この程度のことは機械技術者なら誰でも容易に発想・理解できることだが、私が懸念するのは戦後間もなくと違って大抵のことはルール作りができあがっているので、若い人たちが新たな問題にぶつかった時に必ずしも自由な発想で対応できなくなっていはしまいかということだ。
N.H.K.の報道は更に高層ビルを襲う長周期振動の脅威を紹介した。地上ではもう地震が終わったと思うころになって、体感困難な地盤の長周期振動を拾ったビルの揺れが次第に成長し、ゆらゆら揺れるビル頂部の振幅はメートル台に達して、室内の机などが大きく水平移動する。建物の強度支持部材の継ぎ目に修復不可能な損傷が発生する。これを防止するためには筋交いの形で何本ものオイル・ダンパーを取り付ける必要があるという。
このような懸念に対する対策は理解できたとして、問題は既存の構造物に手を加える新たな費用を如何にして捻出するかということになる。いつ襲われるかはっきりしない災害に対して、少なからざる費用を予算として計上するのは相当な決意を必要とする。別に今日明日は何事もなく過ぎる公算が高いし、切羽詰らなければ腰をあげない人が多いからである。昨年9月に触れたように我が家にも懸念があるが、災害を受けて困るのは自分だけだから腹をくくっている。でも公共の設備はそうはいかない。
<バカの壁> 「自分が知りたくないことについては自主的に情報を遮断してしまっている。これをバカの壁と言います」―こう語るのは養老孟司・元東大医学部教授。この特徴は特異な人に限らず人間誰にでも大なり小なりあることで、これが発展すると戦争・テロ・民族間宗教間の紛争になると説く。更に追い打ちして、よく“一生懸命誠意を尽くして話せば、分かってもらえるはずだ”というが、これはとんでもない勘違いだと言う。
氏はこういう状況における人の脳細胞の反応を”y=ax”という一次方程式モデルで説明する。” x”は脳への入力、” y”は出力であり、入力への反応である。くどくど言う母親の言葉を聞かないこどもの場合、”a=0”になっているから、説教の効果はない。一方で尊師のことばは”a=∞”に迎えられ、その人にとって絶対のものとなる。好意をもつ人なら”a”はプラスだが、嫌いな人に対しては”a”はマイナスになる。人間は自分の脳を高級なものと思っているが、こういう場合の脳は予め設定された係数”a”で作動する計算機に過ぎない。
氏が強調するのは“個性を伸ばせ”などという昨今の教育方針は全く誤っている、他人の気持ちがどこまで分かるかというふうにもっていかなければいけない、意識というものは共通性を徹底的に追求するもので、その確保のために言語の論理と文化、伝統があると説く。個性などは放っておいても出てくるもので、人が存分に個性を発揮したら精神病院行きだと言う。
記憶力が人並み外れて優れた人は実は社会生活に適応できないようなタイプの人で、また何かの能力に秀でている天才の場合、別の何かが欠如していることが多く社会的には迷惑な人で、結局社会的に頭がいいというのは多くの場合バランスが取れていて、色々な局面で社会的な適応ができるということになる。

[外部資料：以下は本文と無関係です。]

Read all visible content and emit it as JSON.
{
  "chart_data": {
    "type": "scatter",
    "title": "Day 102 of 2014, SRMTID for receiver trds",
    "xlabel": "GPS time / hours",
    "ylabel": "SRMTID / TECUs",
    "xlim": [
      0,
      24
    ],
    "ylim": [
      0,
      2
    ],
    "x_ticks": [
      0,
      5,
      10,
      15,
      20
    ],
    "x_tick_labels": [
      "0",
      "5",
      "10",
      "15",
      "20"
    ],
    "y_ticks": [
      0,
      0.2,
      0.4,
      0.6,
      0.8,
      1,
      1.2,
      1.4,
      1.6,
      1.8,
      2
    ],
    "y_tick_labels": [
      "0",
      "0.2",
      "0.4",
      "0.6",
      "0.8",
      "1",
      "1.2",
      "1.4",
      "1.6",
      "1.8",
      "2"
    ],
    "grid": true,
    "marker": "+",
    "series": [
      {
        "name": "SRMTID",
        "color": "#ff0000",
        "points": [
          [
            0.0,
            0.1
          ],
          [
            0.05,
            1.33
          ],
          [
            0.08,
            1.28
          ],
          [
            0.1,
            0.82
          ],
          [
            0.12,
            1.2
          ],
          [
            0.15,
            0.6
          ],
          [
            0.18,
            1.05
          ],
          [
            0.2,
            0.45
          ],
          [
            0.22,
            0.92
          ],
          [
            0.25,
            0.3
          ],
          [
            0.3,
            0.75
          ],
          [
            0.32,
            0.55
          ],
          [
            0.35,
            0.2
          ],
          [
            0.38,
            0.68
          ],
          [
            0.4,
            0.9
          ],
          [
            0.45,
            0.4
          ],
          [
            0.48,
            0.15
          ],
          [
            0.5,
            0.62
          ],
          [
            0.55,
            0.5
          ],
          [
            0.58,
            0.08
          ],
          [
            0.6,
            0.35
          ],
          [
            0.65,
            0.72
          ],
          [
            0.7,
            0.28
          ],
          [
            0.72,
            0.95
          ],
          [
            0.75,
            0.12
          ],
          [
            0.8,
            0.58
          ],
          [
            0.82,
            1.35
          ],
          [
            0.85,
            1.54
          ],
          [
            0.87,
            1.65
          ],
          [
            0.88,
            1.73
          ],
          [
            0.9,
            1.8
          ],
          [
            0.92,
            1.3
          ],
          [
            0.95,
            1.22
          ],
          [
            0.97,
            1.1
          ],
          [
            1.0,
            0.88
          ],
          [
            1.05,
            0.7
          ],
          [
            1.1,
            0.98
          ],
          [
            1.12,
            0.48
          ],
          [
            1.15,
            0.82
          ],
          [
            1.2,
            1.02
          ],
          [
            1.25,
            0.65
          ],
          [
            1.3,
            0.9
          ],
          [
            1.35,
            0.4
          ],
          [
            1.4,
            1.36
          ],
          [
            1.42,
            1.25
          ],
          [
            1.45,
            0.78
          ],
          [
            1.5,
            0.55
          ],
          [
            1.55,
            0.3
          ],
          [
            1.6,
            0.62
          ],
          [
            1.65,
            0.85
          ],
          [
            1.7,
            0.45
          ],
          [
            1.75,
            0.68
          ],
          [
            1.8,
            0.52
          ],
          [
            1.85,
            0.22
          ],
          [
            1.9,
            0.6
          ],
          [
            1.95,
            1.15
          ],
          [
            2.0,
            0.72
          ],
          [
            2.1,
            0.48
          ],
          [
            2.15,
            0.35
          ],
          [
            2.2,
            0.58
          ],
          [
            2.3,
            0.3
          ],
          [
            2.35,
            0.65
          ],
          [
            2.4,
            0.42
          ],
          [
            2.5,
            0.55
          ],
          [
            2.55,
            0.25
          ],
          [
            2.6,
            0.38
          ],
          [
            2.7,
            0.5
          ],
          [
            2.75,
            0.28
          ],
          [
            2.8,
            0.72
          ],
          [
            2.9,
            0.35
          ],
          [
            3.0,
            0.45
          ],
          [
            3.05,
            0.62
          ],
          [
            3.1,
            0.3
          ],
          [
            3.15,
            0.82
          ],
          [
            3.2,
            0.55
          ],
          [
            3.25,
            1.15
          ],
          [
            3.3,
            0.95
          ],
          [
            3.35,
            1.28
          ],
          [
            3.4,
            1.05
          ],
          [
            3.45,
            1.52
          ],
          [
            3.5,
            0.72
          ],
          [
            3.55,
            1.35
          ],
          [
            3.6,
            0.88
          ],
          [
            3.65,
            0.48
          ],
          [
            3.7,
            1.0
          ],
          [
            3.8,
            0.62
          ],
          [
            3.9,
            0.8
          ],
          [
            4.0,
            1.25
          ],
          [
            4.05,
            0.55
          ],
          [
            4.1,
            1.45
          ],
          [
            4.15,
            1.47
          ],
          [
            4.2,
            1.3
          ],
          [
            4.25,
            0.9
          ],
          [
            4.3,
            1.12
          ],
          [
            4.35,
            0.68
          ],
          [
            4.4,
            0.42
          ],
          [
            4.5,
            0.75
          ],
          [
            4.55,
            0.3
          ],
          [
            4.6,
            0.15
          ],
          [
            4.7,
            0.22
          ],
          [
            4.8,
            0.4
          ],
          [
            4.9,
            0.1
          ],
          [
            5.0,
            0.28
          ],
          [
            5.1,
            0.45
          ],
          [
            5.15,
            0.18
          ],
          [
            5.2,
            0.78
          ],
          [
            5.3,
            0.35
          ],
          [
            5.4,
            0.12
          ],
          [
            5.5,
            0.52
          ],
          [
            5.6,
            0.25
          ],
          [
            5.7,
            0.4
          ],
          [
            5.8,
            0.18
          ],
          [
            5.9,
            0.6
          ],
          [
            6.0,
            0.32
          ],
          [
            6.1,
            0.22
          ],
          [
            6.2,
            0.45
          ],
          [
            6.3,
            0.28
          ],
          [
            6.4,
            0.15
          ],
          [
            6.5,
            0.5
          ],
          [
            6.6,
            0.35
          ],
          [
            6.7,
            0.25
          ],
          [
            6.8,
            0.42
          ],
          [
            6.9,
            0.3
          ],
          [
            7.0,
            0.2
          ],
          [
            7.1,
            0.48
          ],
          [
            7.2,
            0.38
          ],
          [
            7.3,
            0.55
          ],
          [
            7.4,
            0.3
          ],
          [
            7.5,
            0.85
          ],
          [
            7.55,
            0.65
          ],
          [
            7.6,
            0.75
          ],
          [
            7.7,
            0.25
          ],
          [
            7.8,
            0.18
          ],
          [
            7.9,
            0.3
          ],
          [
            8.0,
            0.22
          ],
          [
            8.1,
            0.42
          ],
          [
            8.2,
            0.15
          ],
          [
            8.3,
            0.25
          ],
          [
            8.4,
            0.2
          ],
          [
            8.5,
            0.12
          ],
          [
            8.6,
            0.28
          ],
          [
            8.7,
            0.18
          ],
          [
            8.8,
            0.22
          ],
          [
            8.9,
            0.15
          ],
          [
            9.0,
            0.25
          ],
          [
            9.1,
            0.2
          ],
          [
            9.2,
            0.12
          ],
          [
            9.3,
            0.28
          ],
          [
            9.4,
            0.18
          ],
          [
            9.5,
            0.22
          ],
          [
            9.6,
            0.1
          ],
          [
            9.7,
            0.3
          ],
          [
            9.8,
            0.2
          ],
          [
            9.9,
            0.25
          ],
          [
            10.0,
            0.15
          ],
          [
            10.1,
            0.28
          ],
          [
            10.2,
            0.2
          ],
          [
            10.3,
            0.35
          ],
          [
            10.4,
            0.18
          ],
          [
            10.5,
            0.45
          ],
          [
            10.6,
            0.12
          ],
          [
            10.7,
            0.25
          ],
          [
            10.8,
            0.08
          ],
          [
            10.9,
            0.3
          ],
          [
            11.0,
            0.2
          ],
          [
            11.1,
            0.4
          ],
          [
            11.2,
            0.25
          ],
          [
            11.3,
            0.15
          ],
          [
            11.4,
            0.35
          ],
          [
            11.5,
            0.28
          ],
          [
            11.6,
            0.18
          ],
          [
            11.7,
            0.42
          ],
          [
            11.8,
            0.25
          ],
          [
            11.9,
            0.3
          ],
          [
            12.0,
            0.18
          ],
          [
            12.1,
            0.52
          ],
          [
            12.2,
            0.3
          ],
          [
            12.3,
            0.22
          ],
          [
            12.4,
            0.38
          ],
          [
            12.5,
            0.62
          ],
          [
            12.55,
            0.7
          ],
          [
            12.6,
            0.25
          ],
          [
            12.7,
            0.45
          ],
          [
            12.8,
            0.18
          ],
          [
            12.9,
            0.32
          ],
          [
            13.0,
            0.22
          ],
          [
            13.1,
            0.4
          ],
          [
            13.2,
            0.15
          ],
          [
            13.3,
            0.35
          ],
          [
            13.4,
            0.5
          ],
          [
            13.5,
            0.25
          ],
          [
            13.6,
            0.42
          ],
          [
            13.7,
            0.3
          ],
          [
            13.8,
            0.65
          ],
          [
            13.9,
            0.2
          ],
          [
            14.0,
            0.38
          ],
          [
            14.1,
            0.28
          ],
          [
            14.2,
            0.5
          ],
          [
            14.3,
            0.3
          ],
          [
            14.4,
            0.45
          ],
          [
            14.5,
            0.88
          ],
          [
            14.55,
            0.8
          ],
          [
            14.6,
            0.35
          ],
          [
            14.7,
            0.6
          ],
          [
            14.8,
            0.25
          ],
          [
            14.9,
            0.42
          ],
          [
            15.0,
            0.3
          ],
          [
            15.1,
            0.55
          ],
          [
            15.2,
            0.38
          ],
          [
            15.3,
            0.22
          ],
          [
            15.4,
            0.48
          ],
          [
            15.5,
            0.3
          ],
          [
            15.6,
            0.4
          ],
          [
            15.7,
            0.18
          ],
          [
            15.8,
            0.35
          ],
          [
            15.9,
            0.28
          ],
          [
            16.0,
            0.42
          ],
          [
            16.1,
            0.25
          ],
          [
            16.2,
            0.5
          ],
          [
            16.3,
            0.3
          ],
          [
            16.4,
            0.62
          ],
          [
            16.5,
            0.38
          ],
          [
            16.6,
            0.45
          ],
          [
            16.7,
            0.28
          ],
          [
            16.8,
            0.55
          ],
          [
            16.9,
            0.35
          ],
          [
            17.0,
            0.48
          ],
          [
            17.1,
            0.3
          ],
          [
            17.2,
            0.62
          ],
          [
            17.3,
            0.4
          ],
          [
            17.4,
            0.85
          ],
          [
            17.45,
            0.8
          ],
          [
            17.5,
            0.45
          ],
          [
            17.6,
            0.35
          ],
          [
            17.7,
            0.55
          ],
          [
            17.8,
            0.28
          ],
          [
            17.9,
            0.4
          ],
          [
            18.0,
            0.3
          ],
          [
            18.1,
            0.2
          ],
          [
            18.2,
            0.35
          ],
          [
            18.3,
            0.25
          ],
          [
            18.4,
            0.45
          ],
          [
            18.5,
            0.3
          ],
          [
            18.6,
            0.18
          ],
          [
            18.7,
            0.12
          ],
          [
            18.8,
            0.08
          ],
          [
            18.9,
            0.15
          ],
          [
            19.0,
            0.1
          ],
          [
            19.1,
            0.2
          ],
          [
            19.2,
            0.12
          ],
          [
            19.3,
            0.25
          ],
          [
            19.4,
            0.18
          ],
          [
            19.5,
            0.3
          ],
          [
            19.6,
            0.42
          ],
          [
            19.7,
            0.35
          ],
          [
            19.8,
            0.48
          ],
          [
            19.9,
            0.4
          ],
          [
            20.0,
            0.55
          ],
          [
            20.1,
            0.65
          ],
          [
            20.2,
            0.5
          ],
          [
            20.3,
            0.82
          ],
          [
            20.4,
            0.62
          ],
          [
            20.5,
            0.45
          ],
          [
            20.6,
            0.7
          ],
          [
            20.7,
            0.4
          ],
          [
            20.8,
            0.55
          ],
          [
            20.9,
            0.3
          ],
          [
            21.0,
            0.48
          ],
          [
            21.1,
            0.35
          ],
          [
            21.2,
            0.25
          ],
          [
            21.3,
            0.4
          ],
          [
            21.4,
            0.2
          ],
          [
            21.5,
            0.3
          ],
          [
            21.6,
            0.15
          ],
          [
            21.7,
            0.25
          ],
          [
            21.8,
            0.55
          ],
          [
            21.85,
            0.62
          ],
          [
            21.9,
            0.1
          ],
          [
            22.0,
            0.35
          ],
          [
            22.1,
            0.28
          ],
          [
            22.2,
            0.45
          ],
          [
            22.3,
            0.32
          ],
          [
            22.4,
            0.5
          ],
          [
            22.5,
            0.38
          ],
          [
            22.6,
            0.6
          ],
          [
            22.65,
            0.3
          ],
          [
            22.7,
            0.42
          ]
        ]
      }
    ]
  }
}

N.H.K.は“公平・客観・中立”がモットーと自称しているが、氏は「お前たちは神様か?」と言いたくなるという。実証できないのにも関わらず自分は“客観的である”と信じこんでいる。現代人はいつの間にか自分の周囲に壁を築き、よく分かってもいないのに「わかっている」と思い、自分は正しいと思い込み、大事なことを考えなくなってしまう思考停止を招いている。ではどうすればよいか。謙虚さが必要だ。普通の人はどの程度で丁度よいのかよく見据えて、欲はほどほどにしなさいという。その面で仏教は多神教・自然宗教でよい教えである、一神教・一元論・原理主義は排他的で危険であると指摘する。
私の中学時代の稲葉という国語の教師で、秀才面をせず決して怒らぬ好々爺のような人だったが、ある時“人間は中庸をとるのがよい”と諄々と話したのを憶えている。僧籍をもっておられたかもしれない。その時は若気のせいで“なんて平凡なことを言うか”と反撥を感じたが、今となるといつの間にか“壁”が取れて共感とともに懐かしく思い出す。